De l’aube de l’ère chrétienne aux heures sombres du XXIème siècle, Stephen Desberg (Héritage Wagner, Le Scorpion…) compose une intrigue particulièrement complexe où se croisent les affrontements entre le peuple juif et l’Empire roman au 1er siècle après JC, et l’essentiel des belligérants de la Seconde Guerre Mondiale un peu plus de deux siècles plus tard. Archéologue fortement marqué par la mort de sa femme provoquée par un militaire mussolinienne, Alexandre s’est lancé dans une grande recherche de vérité. Celle discutée des écrits de Flavius Josèphe qui par son attachement à l’empire Romain, affirma l’idée de l’impossibilité d’une nation juive. Des évènements qu’aurait remis en question Juste de Tibériade, lui quasiment effacé des tablettes historiques et dont justement Alexandre recherche le témoignage. Il est y est aussi question de réécritures tardives où l’église catholique se serait empressé d’y ajouter la présence du Christ pour ses propres intérêts. A une époque où justement la bataille entre les propagandes fait rage, les recherches d’Alexandre résonne presque comme une quête sacrée qui attirent les intérêts de l’armée nazi (toujours prompts à récupérer les artéfacts des autres cultures), des Anglais (qui veulent garder le contrôle sur ses colonies), des russes (qui préparent déjà la guerre-froide) et bien entendu des palestiniens, car se joue là déjà les amorces de la possible naissance d’un état juif alors que les premières révélations sur des camps d’exterminations deviennent concrètes.
Antiquités
Les Enfants du ciel s’offre parfois quelques petits accents d’un Indiana Jones sérieux et purement historique lorsque l’album prend le temps d’accompagner le héros dans ses découvertes de temples oubliés, de vieux manuscrits tombant en poussières ou de peinture rupestres miraculeusement conservées, mais s’emballe surtout pour les batailles diplomatiques, les mouvements stratégiques et les remous géopolitiques qui s’activent dans l’ombres, multipliant les personnages (diplomates, militaires, agents allemands, assassin arabe, belle espionne russe…) et donc presque autant de flashbacks, d’ellipses et de lignes qui se croisent mais ne vont pas toujours dans le même sens. La lecture est à la fois fascinante et frustrante, l’imbrication façon vaste puzzle ne fonctionnant pas toujours et ne clarifiant surtout jamais vraiment le travail du lecteur qui se perd entre les époques, les réflexions mystique et philosophique et le grand sens de l’histoire et le chemin personnel d’Alexandre.
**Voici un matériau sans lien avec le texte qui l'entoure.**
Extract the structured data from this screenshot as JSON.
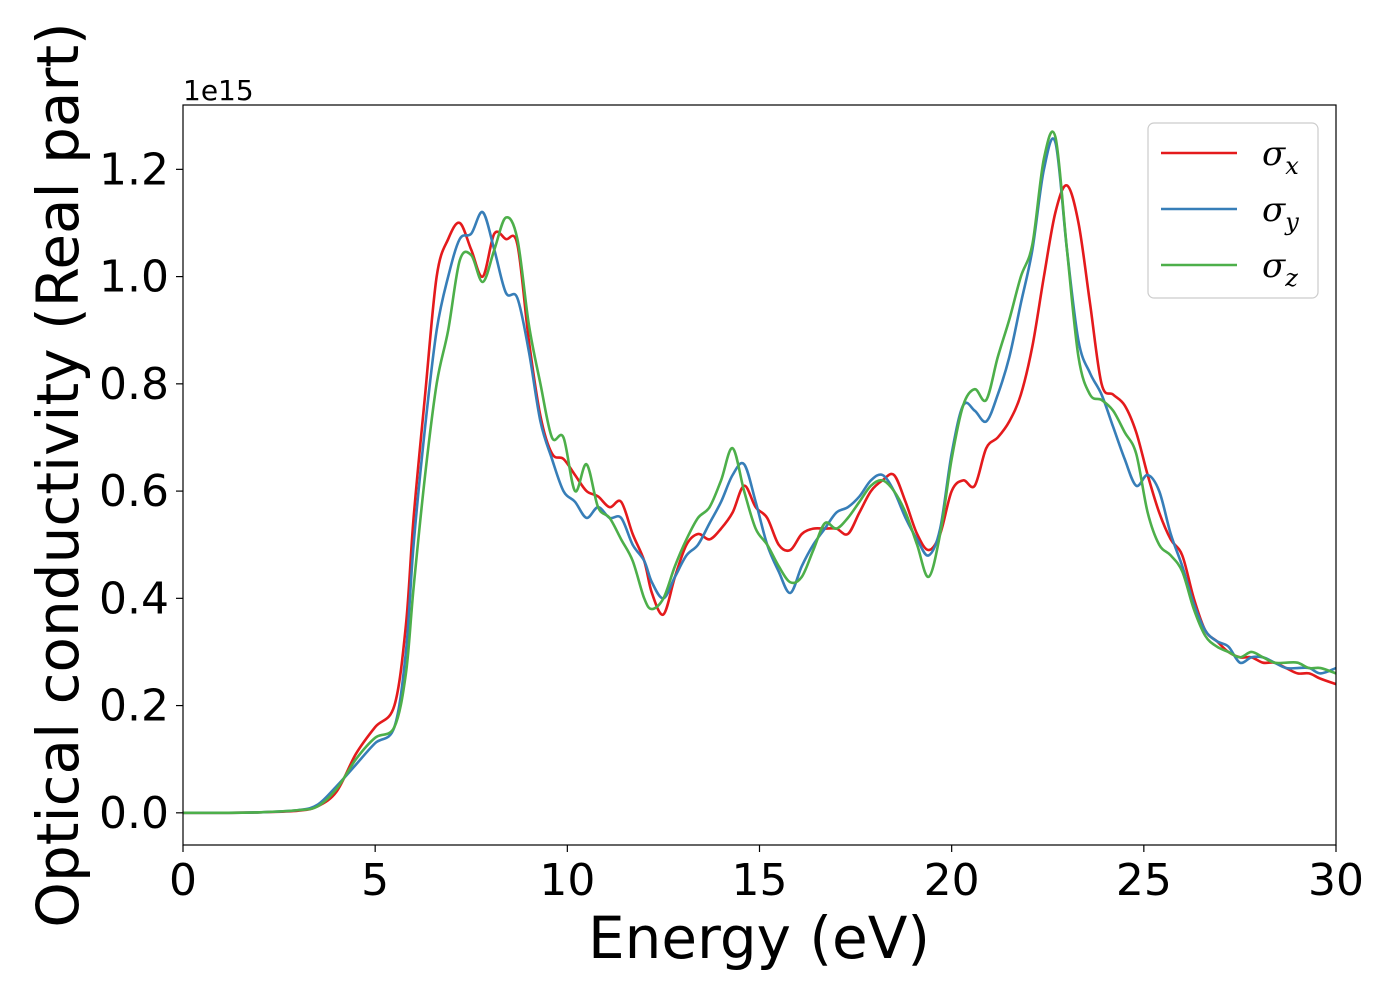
{
  "chart_data": {
    "type": "line",
    "xlabel": "Energy (eV)",
    "ylabel": "Optical conductivity (Real part)",
    "y_offset_label": "1e15",
    "xlim": [
      0,
      30
    ],
    "ylim": [
      -0.06,
      1.32
    ],
    "xticks": [
      0,
      5,
      10,
      15,
      20,
      25,
      30
    ],
    "xtick_labels": [
      "0",
      "5",
      "10",
      "15",
      "20",
      "25",
      "30"
    ],
    "yticks": [
      0.0,
      0.2,
      0.4,
      0.6,
      0.8,
      1.0,
      1.2
    ],
    "ytick_labels": [
      "0.0",
      "0.2",
      "0.4",
      "0.6",
      "0.8",
      "1.0",
      "1.2"
    ],
    "grid": false,
    "legend_position": "top-right",
    "series": [
      {
        "name": "σx",
        "symbol": "σ",
        "subscript": "x",
        "color": "#e41a1c",
        "x": [
          0,
          1,
          2,
          3,
          3.5,
          4,
          4.5,
          5,
          5.5,
          5.8,
          6,
          6.3,
          6.6,
          6.9,
          7.2,
          7.5,
          7.8,
          8.1,
          8.4,
          8.7,
          9,
          9.3,
          9.6,
          9.9,
          10.2,
          10.5,
          10.8,
          11.1,
          11.4,
          11.7,
          12,
          12.2,
          12.5,
          12.8,
          13.1,
          13.4,
          13.7,
          14,
          14.3,
          14.6,
          14.9,
          15.2,
          15.5,
          15.8,
          16.1,
          16.4,
          16.7,
          17,
          17.3,
          17.6,
          17.9,
          18.2,
          18.5,
          18.8,
          19.1,
          19.4,
          19.7,
          20,
          20.3,
          20.6,
          20.9,
          21.2,
          21.5,
          21.8,
          22.1,
          22.4,
          22.7,
          23,
          23.3,
          23.6,
          23.9,
          24.2,
          24.5,
          24.8,
          25.1,
          25.4,
          25.7,
          26,
          26.3,
          26.6,
          26.9,
          27.2,
          27.5,
          27.8,
          28.1,
          28.4,
          28.7,
          29,
          29.3,
          29.6,
          30
        ],
        "y": [
          0.0,
          0.0,
          0.001,
          0.004,
          0.012,
          0.04,
          0.11,
          0.16,
          0.2,
          0.35,
          0.55,
          0.78,
          1.0,
          1.07,
          1.1,
          1.05,
          1.0,
          1.08,
          1.07,
          1.06,
          0.88,
          0.74,
          0.67,
          0.66,
          0.63,
          0.6,
          0.59,
          0.57,
          0.58,
          0.52,
          0.47,
          0.41,
          0.37,
          0.44,
          0.5,
          0.52,
          0.51,
          0.53,
          0.56,
          0.61,
          0.57,
          0.55,
          0.5,
          0.49,
          0.52,
          0.53,
          0.53,
          0.53,
          0.52,
          0.56,
          0.6,
          0.62,
          0.63,
          0.58,
          0.52,
          0.49,
          0.52,
          0.6,
          0.62,
          0.61,
          0.68,
          0.7,
          0.73,
          0.78,
          0.87,
          1.0,
          1.12,
          1.17,
          1.1,
          0.95,
          0.8,
          0.78,
          0.76,
          0.71,
          0.63,
          0.56,
          0.51,
          0.48,
          0.4,
          0.34,
          0.32,
          0.3,
          0.29,
          0.29,
          0.28,
          0.28,
          0.27,
          0.26,
          0.26,
          0.25,
          0.24
        ]
      },
      {
        "name": "σy",
        "symbol": "σ",
        "subscript": "y",
        "color": "#377eb8",
        "x": [
          0,
          1,
          2,
          3,
          3.5,
          4,
          4.5,
          5,
          5.5,
          5.8,
          6,
          6.3,
          6.6,
          6.9,
          7.2,
          7.5,
          7.8,
          8.1,
          8.4,
          8.7,
          9,
          9.3,
          9.6,
          9.9,
          10.2,
          10.5,
          10.8,
          11.1,
          11.4,
          11.7,
          12,
          12.2,
          12.5,
          12.8,
          13.1,
          13.4,
          13.7,
          14,
          14.3,
          14.6,
          14.9,
          15.2,
          15.5,
          15.8,
          16.1,
          16.4,
          16.7,
          17,
          17.3,
          17.6,
          17.9,
          18.2,
          18.5,
          18.8,
          19.1,
          19.4,
          19.7,
          20,
          20.3,
          20.6,
          20.9,
          21.2,
          21.5,
          21.8,
          22.1,
          22.4,
          22.7,
          23,
          23.3,
          23.6,
          23.9,
          24.2,
          24.5,
          24.8,
          25.1,
          25.4,
          25.7,
          26,
          26.3,
          26.6,
          26.9,
          27.2,
          27.5,
          27.8,
          28.1,
          28.4,
          28.7,
          29,
          29.3,
          29.6,
          30
        ],
        "y": [
          0.0,
          0.0,
          0.001,
          0.005,
          0.015,
          0.05,
          0.09,
          0.13,
          0.16,
          0.3,
          0.5,
          0.72,
          0.9,
          1.0,
          1.07,
          1.08,
          1.12,
          1.05,
          0.97,
          0.96,
          0.86,
          0.73,
          0.66,
          0.6,
          0.58,
          0.55,
          0.57,
          0.55,
          0.55,
          0.5,
          0.47,
          0.43,
          0.4,
          0.44,
          0.48,
          0.5,
          0.54,
          0.58,
          0.63,
          0.65,
          0.58,
          0.5,
          0.45,
          0.41,
          0.46,
          0.5,
          0.53,
          0.56,
          0.57,
          0.59,
          0.62,
          0.63,
          0.6,
          0.55,
          0.51,
          0.48,
          0.53,
          0.67,
          0.76,
          0.75,
          0.73,
          0.78,
          0.85,
          0.95,
          1.05,
          1.2,
          1.25,
          1.05,
          0.88,
          0.82,
          0.78,
          0.72,
          0.66,
          0.61,
          0.63,
          0.6,
          0.52,
          0.46,
          0.39,
          0.34,
          0.32,
          0.31,
          0.28,
          0.29,
          0.29,
          0.28,
          0.27,
          0.27,
          0.27,
          0.26,
          0.27
        ]
      },
      {
        "name": "σz",
        "symbol": "σ",
        "subscript": "z",
        "color": "#4daf4a",
        "x": [
          0,
          1,
          2,
          3,
          3.5,
          4,
          4.5,
          5,
          5.5,
          5.8,
          6,
          6.3,
          6.6,
          6.9,
          7.2,
          7.5,
          7.8,
          8.1,
          8.4,
          8.7,
          9,
          9.3,
          9.6,
          9.9,
          10.2,
          10.5,
          10.8,
          11.1,
          11.4,
          11.7,
          12,
          12.2,
          12.5,
          12.8,
          13.1,
          13.4,
          13.7,
          14,
          14.3,
          14.6,
          14.9,
          15.2,
          15.5,
          15.8,
          16.1,
          16.4,
          16.7,
          17,
          17.3,
          17.6,
          17.9,
          18.2,
          18.5,
          18.8,
          19.1,
          19.4,
          19.7,
          20,
          20.3,
          20.6,
          20.9,
          21.2,
          21.5,
          21.8,
          22.1,
          22.4,
          22.7,
          23,
          23.3,
          23.6,
          23.9,
          24.2,
          24.5,
          24.8,
          25.1,
          25.4,
          25.7,
          26,
          26.3,
          26.6,
          26.9,
          27.2,
          27.5,
          27.8,
          28.1,
          28.4,
          28.7,
          29,
          29.3,
          29.6,
          30
        ],
        "y": [
          0.0,
          0.0,
          0.001,
          0.005,
          0.012,
          0.045,
          0.1,
          0.14,
          0.16,
          0.26,
          0.42,
          0.63,
          0.8,
          0.9,
          1.03,
          1.04,
          0.99,
          1.05,
          1.11,
          1.07,
          0.91,
          0.8,
          0.7,
          0.7,
          0.6,
          0.65,
          0.57,
          0.55,
          0.51,
          0.47,
          0.4,
          0.38,
          0.4,
          0.46,
          0.51,
          0.55,
          0.57,
          0.62,
          0.68,
          0.6,
          0.53,
          0.5,
          0.46,
          0.43,
          0.44,
          0.49,
          0.54,
          0.53,
          0.55,
          0.58,
          0.61,
          0.62,
          0.6,
          0.56,
          0.5,
          0.44,
          0.52,
          0.66,
          0.76,
          0.79,
          0.77,
          0.85,
          0.92,
          1.0,
          1.06,
          1.22,
          1.26,
          1.05,
          0.85,
          0.78,
          0.77,
          0.75,
          0.71,
          0.67,
          0.56,
          0.5,
          0.48,
          0.45,
          0.38,
          0.33,
          0.31,
          0.3,
          0.29,
          0.3,
          0.29,
          0.28,
          0.28,
          0.28,
          0.27,
          0.27,
          0.26
        ]
      }
    ]
  }
}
Un peu de simplification, de recentrage des enjeux n’auraient sans doute pas été un mal, surtout que Bernard Vrancken (Le Sang noir) profite clairement de cet échappement des enquêtes on ne peut plus contemporaines d’IR$ pour mêler superbement son traitement extrêmement réaliste avec des constructions et une colorisation (signée Colette Vercouter) plus atmosphériques, feutrées et mystérieuses. Au regard des pleines pages ou des doubles planches, on pense inévitablement à Lawrence d’Arabie, mais dès qu’apparaissent les pierres froides, les grottes oubliées et les nuits chaudes on revient partiellement à ce cher Indy. A noter aussi un superbe flashback de cinq pages évoquant l’ultime bataille des forces de Galilée contre l’armée romaine tout en lignes épurées et en aplats de noirs pas si loin de Frank Miller.
Les Enfants du ciel n’est pas toujours évidents à absorber, mais en tout cas ce très bel album fait voyager.